An apple a day keeps the red ink away

Synergies are the key to solid service business

When it comes to generating sales per work orders, just how many bites of the apple do you get? Another question might be: do you really care? Generally, there are three areas of opportunity for producing solid average sales per work order. But for it to work, all the staff have to be singing from the same song sheet if you are going to get consistent results and build customer trust. “We are talking about synergy.”

QUESTIONS AND ANSWERS
A good, well trained customer appointment coordinator should produce an average of at least two lines per repair order, providing they ask the correct questions to the customer.

For example, many customers telephone in just to book for an oil change. Ideally, the coordinator will bring up the computer maintenance screen and ask the question: “How many kilometres are on your vehicle now?” The conversation might then go something like this: “At this mileage we recommend a 50,000 km maintenance service which includes XX and is menu priced at YY!” Well trained professional appointment coordinators often have information in front of them with the features, advantages, and benefits of the recommended services.

Asking the question, “Will you be requiring a ride somewhere, or will you be leaving the vehicle with us?” also makes a lot of sense. We have lost count of how many dealerships tell us they have too many waiting customers, often because they ask the question: “will you be waiting for that?”

Managing by objectives works, so we recommend having goals posted on the wall for how many outgoing calls and how many appointments are made daily.

DOCUMENTATION GOES A LONG WAY
A good service writer / consultant / sales person has a lot of different job functions, but one of them is not pre-judging if the customer will buy additional recommended services, even if the service history shows only oil changes.

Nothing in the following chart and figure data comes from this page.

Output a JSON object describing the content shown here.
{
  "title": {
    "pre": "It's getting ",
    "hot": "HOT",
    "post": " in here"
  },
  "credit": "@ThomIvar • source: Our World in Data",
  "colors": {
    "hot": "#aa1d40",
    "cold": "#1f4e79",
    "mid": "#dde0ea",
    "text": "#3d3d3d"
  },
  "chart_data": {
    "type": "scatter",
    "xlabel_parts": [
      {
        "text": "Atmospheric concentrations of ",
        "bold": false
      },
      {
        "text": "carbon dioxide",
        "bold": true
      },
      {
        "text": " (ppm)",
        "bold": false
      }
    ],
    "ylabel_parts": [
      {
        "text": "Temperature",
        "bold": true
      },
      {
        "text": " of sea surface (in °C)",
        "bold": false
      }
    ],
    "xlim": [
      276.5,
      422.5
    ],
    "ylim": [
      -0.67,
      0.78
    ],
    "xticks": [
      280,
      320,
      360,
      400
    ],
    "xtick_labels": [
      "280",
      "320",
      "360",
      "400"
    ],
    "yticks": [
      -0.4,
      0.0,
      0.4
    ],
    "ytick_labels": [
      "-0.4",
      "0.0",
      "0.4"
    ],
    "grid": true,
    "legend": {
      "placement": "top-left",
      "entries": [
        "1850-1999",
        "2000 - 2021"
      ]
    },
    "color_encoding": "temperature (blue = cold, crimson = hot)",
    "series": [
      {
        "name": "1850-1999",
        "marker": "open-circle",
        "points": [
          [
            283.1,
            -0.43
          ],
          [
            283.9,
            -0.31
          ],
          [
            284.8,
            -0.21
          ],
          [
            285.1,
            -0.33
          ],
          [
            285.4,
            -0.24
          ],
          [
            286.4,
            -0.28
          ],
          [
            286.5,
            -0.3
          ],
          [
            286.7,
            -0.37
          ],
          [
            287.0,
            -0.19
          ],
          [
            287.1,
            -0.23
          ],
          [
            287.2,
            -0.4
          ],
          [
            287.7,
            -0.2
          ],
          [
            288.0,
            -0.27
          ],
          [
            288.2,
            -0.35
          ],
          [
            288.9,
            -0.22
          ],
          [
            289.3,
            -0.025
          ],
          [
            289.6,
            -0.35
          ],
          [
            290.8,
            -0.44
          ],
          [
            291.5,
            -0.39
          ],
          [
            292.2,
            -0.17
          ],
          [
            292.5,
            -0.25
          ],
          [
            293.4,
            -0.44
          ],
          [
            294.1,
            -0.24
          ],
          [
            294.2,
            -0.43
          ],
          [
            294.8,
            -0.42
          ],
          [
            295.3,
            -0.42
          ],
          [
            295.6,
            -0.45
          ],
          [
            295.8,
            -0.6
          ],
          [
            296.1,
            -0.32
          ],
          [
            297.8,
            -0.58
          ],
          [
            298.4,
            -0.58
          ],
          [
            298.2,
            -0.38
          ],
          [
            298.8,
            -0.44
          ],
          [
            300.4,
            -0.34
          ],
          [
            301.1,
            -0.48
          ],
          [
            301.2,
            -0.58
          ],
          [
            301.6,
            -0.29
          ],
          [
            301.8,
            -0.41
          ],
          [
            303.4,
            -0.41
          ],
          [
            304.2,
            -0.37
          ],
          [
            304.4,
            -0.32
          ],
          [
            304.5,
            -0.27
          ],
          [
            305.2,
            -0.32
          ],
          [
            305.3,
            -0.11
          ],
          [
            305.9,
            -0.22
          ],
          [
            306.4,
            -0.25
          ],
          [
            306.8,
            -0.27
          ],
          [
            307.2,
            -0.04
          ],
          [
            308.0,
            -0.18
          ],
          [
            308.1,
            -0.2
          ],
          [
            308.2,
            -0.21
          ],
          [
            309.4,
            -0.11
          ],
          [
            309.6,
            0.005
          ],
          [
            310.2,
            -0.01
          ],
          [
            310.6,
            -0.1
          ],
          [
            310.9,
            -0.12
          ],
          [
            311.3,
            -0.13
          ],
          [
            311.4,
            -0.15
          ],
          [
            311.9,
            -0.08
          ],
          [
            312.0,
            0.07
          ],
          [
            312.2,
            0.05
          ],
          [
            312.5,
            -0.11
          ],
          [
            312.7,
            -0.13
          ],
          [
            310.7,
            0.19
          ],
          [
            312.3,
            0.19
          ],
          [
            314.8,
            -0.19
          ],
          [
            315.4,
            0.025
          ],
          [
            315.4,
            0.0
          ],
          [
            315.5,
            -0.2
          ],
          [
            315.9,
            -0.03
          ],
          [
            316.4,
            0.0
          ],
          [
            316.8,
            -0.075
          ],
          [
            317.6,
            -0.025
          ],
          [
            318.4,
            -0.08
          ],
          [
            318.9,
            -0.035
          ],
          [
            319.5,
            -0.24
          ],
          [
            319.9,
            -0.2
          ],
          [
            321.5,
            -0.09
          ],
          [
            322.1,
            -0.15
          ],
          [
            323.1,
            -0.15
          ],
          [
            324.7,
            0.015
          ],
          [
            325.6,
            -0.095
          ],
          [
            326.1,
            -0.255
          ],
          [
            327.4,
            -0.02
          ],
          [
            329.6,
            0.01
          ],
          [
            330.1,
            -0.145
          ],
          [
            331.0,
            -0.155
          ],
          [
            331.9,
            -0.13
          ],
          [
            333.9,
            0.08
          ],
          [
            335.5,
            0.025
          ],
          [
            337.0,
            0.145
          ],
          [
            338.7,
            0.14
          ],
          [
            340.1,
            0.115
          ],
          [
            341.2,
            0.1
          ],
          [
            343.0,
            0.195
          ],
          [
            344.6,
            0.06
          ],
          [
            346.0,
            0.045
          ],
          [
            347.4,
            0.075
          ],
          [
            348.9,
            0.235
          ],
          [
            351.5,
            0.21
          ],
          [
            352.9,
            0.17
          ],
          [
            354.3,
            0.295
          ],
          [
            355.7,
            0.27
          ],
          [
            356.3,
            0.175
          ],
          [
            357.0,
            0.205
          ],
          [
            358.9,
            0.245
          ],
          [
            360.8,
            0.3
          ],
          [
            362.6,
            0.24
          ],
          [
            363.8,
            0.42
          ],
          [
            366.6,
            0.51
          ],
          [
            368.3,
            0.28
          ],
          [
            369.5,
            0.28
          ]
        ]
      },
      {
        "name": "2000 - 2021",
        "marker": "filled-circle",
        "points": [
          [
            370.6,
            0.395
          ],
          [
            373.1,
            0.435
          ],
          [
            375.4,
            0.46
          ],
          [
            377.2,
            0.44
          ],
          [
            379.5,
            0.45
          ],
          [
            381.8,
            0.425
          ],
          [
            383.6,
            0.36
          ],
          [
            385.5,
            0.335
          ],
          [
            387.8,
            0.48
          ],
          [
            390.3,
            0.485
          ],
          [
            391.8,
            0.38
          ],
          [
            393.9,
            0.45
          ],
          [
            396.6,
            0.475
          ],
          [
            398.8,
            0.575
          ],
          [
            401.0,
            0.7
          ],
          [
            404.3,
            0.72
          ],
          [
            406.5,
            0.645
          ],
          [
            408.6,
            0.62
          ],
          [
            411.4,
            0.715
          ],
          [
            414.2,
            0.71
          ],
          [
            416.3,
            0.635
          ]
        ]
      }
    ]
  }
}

Still the number one reason we fail to get the business is because we don’t ask for it, even though the customer is expecting recommendations. Here is an interesting example. We have worked in dealerships where in the last few years they have done a great job in selling tires, but have seen a decline in wheel alignments.

Sometimes, service advisers claim they have recommended an alignment but the customer declined. Our question is did you make a note of that on the work order? If the customer returns in a few months with premature tire wear, there is nothing like documentation that a wheel alignment was recommended. We know that a professional walk and pop sells more work, but the number of dealerships doing a good job appears to be few and far between.

EFFECTIVE SHOP OPS
Ask any technician if they do a good job with both vehicle inspections and estimates and they invariably say yes, but in reality the correct answer often should be no! Unless of course they are calling for brakes and rubber stamping the estimate sheet. Ask your management or the service advisors a question along these lines: “out of the 10 technicians you have in the shop how many consistently do a good job of looking for legitimate additional work?”

The answer we get is around two, which is crazy when you take into account that the closing ratio on recommendations from the technicians is often over 70 per cent. It also appears that the amount of dealerships that measure the incremental business from the lubrication rack is close to zero, even though oil changes are still driving the business.

YOU HAVE TO SEE IT TO MANAGE IT
We have nothing against fancy and expensive computer systems that can produce endless reports, or out-of-house customer retention companies. But there is nothing like doing a visual review of work orders to see for yourself how the service department is performing and how much money you might be leaving on the table.

WORK ORDER REVIEW
Look at a sample of 200 repair orders that have customer paid labour and review the following:

Vehicle age:
• What percentage of vehicles were under one year old?
• What percentage were between one to two years old?
• What percentage were between two to three years old.
• What percentage were over three years old?

Recorded kilometres:
• What percentage of vehicles were between zero to 20,000 km?
• What percentage of vehicles were between 21,000 km to 30,000 km?
• What percentage of vehicles were between 31,000 km to 40,000 km?
• What percentage of vehicles were over 40,000 km

Lines per work order:
• What percentage of work orders had three lines recorded?
• What percentage of work orders had two lines recorded?
• What percentage of work orders recorded only one line?

Think it is not worth your time? Then think about this as an example. A medium-sized service department writes approximately 45 customer paid work orders per day X 21 working days = 945 orders a month.

So let us suppose that by doing the review and discussing your findings with the staff, the hours per order increase by an average of .2 hours per order. The results would be 945 orders X .2 = 189 hours X an effective door rate of $90 = $17,010 additional dollars with a gross profit of 70 per cent = $11,907 for the month or $142,884 for the year. How many new cars do you have to sell to make that much gross profit?

SHARE YOUR RESULTS
We recommend you share the results with the staff. Just the fact that they know you are looking can get instant results. Keep the high mileage one-liner work orders to one side and use them in a meeting to point out lost opportunities, but try not to use them as a stick. Your work orders are a mirror image to what finishes up on the financial statement. There probably are dealerships out there that are performing at capacity— but we just haven’t come across any yet!